‘India expects America to show leadership at G-20 summit’

March 14th, 2009 - 6:11 pm ICT by IANS  

By Dipankar De Sarkar
London, March 14 (IANS) India is looking at President Barack Obama to signal renewed US global leadership and engagement by rejecting protectionist pressures at the coming summit of the Group of 20 (G20) countries.

The April 2 summit, which will be attended by Prime Minister Manmohan Singh - a respected economist who has dealt with international economic issues for four decades - has been called to combat the global financial crisis.

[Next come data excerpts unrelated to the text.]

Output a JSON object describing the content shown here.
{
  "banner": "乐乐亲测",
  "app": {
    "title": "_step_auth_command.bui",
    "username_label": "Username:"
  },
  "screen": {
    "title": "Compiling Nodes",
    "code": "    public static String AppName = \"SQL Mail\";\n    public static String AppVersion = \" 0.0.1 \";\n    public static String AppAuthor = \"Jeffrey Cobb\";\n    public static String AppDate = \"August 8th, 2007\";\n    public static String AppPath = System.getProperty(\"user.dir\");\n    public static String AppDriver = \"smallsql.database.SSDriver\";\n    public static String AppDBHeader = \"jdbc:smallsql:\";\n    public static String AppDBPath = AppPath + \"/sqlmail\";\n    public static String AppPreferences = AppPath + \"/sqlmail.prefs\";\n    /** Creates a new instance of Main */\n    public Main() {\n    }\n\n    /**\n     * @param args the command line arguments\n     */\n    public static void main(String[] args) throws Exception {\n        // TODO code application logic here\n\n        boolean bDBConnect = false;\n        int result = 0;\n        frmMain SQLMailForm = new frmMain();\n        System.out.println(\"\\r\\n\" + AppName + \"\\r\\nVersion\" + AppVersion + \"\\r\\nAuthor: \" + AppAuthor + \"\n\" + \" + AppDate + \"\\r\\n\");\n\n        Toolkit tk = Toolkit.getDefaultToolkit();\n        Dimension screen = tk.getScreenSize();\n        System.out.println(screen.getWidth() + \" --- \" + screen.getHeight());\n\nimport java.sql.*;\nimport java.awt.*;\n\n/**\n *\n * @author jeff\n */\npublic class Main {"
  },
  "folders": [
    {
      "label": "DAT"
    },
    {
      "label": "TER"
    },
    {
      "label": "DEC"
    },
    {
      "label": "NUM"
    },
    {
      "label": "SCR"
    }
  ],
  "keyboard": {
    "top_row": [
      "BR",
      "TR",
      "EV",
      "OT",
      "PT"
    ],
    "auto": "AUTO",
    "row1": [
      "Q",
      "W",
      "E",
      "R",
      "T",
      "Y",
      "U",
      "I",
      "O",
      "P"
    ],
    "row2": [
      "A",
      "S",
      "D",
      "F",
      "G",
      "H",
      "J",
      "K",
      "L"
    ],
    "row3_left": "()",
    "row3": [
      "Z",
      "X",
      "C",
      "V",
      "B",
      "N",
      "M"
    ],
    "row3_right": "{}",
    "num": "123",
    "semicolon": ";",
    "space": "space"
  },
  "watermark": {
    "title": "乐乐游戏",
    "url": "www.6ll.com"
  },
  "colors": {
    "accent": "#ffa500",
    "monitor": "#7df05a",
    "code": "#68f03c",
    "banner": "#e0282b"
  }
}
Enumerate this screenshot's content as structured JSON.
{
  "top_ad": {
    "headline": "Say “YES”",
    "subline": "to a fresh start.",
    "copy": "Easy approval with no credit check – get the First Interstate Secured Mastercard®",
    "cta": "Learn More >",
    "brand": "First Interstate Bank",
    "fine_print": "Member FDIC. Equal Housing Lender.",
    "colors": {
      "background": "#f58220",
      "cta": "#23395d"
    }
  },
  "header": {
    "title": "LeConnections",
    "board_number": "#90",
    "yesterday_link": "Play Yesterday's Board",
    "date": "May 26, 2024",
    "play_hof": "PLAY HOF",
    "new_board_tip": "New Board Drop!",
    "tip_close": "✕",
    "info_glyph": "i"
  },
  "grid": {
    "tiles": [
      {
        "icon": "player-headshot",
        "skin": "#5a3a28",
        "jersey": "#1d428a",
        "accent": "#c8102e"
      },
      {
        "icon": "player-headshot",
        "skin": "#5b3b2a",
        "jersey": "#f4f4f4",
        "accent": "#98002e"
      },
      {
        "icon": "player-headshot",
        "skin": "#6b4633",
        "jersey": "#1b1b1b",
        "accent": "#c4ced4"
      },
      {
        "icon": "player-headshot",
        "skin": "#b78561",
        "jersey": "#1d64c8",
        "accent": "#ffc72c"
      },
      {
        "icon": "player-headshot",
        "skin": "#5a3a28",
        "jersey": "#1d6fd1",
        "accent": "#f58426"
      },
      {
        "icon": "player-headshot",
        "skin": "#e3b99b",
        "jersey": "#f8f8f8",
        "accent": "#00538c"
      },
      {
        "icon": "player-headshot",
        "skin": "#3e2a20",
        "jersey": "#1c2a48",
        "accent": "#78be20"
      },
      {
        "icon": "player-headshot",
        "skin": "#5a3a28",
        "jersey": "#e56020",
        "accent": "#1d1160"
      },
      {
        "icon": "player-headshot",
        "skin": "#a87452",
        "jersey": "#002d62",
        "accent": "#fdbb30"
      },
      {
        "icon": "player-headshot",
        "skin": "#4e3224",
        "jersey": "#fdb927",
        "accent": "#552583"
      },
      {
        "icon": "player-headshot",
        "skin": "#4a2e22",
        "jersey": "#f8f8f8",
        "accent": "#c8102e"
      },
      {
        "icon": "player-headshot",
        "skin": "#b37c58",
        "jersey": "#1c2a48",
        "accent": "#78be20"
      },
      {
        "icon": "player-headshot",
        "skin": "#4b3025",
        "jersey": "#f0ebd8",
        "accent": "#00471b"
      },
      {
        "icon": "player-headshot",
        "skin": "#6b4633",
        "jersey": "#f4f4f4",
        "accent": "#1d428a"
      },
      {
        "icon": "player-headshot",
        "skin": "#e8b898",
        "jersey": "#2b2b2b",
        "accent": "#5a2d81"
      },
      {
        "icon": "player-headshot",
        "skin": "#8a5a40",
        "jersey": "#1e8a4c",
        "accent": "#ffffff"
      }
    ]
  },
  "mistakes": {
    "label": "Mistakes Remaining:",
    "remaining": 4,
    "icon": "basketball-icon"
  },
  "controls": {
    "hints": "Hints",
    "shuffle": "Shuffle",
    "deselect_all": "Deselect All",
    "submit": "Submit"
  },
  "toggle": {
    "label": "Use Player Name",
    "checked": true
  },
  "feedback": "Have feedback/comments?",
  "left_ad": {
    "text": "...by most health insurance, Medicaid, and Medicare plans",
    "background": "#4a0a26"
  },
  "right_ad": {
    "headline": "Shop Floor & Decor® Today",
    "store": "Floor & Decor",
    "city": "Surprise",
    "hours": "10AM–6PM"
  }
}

But the success of the summit in coming up with an action plan that will lay the roadmap to a recovery will depend largely on US leadership, according to sources at the G20 finance ministers’ meeting that kicked off Saturday.

“It’s a political issue: leaders are finding it difficult to resist protectionism under populist pressures, but protectionism is a sure way of killing any economic recovery,” the sources said.

“This is what leadership is all about.”

The 10-member Indian delegation to the the G20 Finance Ministers’ meeting, being held in the English market town of Horsham, is headed by Planning Commission Deputy Chairman Montek Singh Ahluwalia and includes Reserve Bank of India Governor D. Subbarao and Finance Secretary Ashok Chawla.

India’s call comes amid increasing evidence of financial protectionism by the world’s leading industrialised countries, including steps to encourage major banks to restrict lending to their domestic markets - giving credit to their exporters in the hope that importers will pay up.

The International Monetary Fund (IMF) expects a reduction by $700 billion in private capital flows to developing countries this year and India is keen to see the multilateral financial system replenish lost flow for two to three years in order to kick start lending - in particular by the Asian Development Bank and World Bank, whose lending has flattened out to around $13 billion.

“The old assumption that the World Bank is not needed for credit-worthy countries no longer holds true. You need it for middle-income countries,” the sources said.

A rejection of protectionist policies by Obama is important for India and other emerging countries, whose economic growth is considered key to any global recovery strategy.

India, for instance, is keen to see the US roll back moves curb the number of H1-B visas that are granted to skilled workers - the two largest recipients of H1-B five-year work visas to the United States are reported to be Indian IT majors Wipro and Infosys.

India, which wants a global response to the financial crisis, is keen to see the services sector remain open and will judge the response of industrialised countries by the “seriousness of their actions”.

“There’s a need for a leadership role from the US. The US has to fix its own financial system, the largest in the world and the most confident, and Europe will follow suit,” the source said.

India and other members of the BRIC countries - Brazil, Russia and China - have said they are willing to help restore international capital flows through the International Monetary Fund (IMF) but want an expansion of their IMF quotas, which determine financial contributions and voting powers in the organisation.

BRIC members, who met Friday, want changes to the IMF quotas to be speeded up to 2011 at the latest - preferably earlier.